Black History - James Douglas, the first Governor of British Columbia

I went to high school in the late 1990s, and what I learn about the history of people and their experiences in what is now called British Columbia and Canada was breezed through. We spent more time learning about ancient civilizations and European history than our own. This is likely why many people in my generation think that Canadian history is uneventful and boring.

This of course is not the case. This history of people who lived on this land is beautiful and messy. I learned more about Canadian history through “Heritage Minutes” that used to air between programs on TV than at school.

To be fair, my high school did offer a class on Indigenous history which was developed in cooperation with the Okanagan Indian Band, but it was an optional course, and I did not take it as a result.

What I’ve learned about the history of Langley and Metro Vancouver was from listening to old timers, reading books, and visiting websites.

For example, in Langley we have many references to James Douglas who was the first Governor of the Colony of British Columbia. Fort Langley briefly served as the capital of BC, before it was moved to New Westminster.

Sir James Douglas

Langley City and Township are some of the last places that celebrate “Douglas Day.” One of the streets in Downtown Langley is named after James Douglas.

One of the things that I was surprised to learn is that James Douglas was mixed-race. His father was Scottish, and mother was a “free woman of colour.” This might not seem important, but to someone like me it is. As I posted about earlier this week, I’m also of mixed descent similar to the first governor of BC.

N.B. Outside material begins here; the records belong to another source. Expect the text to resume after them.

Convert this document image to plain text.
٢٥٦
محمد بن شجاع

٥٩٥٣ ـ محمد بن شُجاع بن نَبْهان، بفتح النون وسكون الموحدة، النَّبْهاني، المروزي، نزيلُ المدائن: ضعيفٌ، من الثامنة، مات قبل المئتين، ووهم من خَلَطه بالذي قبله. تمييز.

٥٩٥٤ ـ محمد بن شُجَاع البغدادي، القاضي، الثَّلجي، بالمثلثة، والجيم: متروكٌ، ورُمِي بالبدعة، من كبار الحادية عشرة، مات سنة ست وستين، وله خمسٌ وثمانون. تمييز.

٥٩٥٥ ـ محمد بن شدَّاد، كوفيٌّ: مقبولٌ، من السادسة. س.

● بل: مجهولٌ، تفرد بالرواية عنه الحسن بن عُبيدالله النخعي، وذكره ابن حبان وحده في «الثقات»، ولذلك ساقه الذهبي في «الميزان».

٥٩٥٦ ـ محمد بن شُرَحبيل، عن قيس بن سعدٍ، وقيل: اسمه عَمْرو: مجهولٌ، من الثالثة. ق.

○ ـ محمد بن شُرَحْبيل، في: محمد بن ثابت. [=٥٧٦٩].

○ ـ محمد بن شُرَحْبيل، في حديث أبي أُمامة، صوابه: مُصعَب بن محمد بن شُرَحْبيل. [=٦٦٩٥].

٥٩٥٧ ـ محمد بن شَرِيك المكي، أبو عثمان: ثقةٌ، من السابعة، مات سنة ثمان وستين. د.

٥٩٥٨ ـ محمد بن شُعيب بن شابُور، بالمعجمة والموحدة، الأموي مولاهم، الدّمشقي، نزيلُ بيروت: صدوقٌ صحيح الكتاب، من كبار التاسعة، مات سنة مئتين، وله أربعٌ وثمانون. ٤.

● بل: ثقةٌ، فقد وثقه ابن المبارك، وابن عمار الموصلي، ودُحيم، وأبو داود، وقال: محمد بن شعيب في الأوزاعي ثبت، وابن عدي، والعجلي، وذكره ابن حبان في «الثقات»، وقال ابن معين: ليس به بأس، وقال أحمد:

Douglas encouraged people from the Black community in San Francisco to come and settle in BC. 800 Black people did come, and settled in Victoria.

To see people who look like you reflected in history sends a powerful message. It tells me that people like me have been a part of the story of Canada since the nation’s beginning.

You can learn more about James Douglas from the BC Black History Awareness Society.

Langley has a complex history between Indigenous people, French Voyageurs, settlers, and the Hudson’s Bay Company. I learned some of this when attending an event at Michaud House last summer.

As a nation, we are now talking about systemic racism. This is racism that is embedded into our institutions. One of the ways that we can break the cycle of racism is to teach the next generation more about our history, so they can both celebrate and be challenged by our collective past.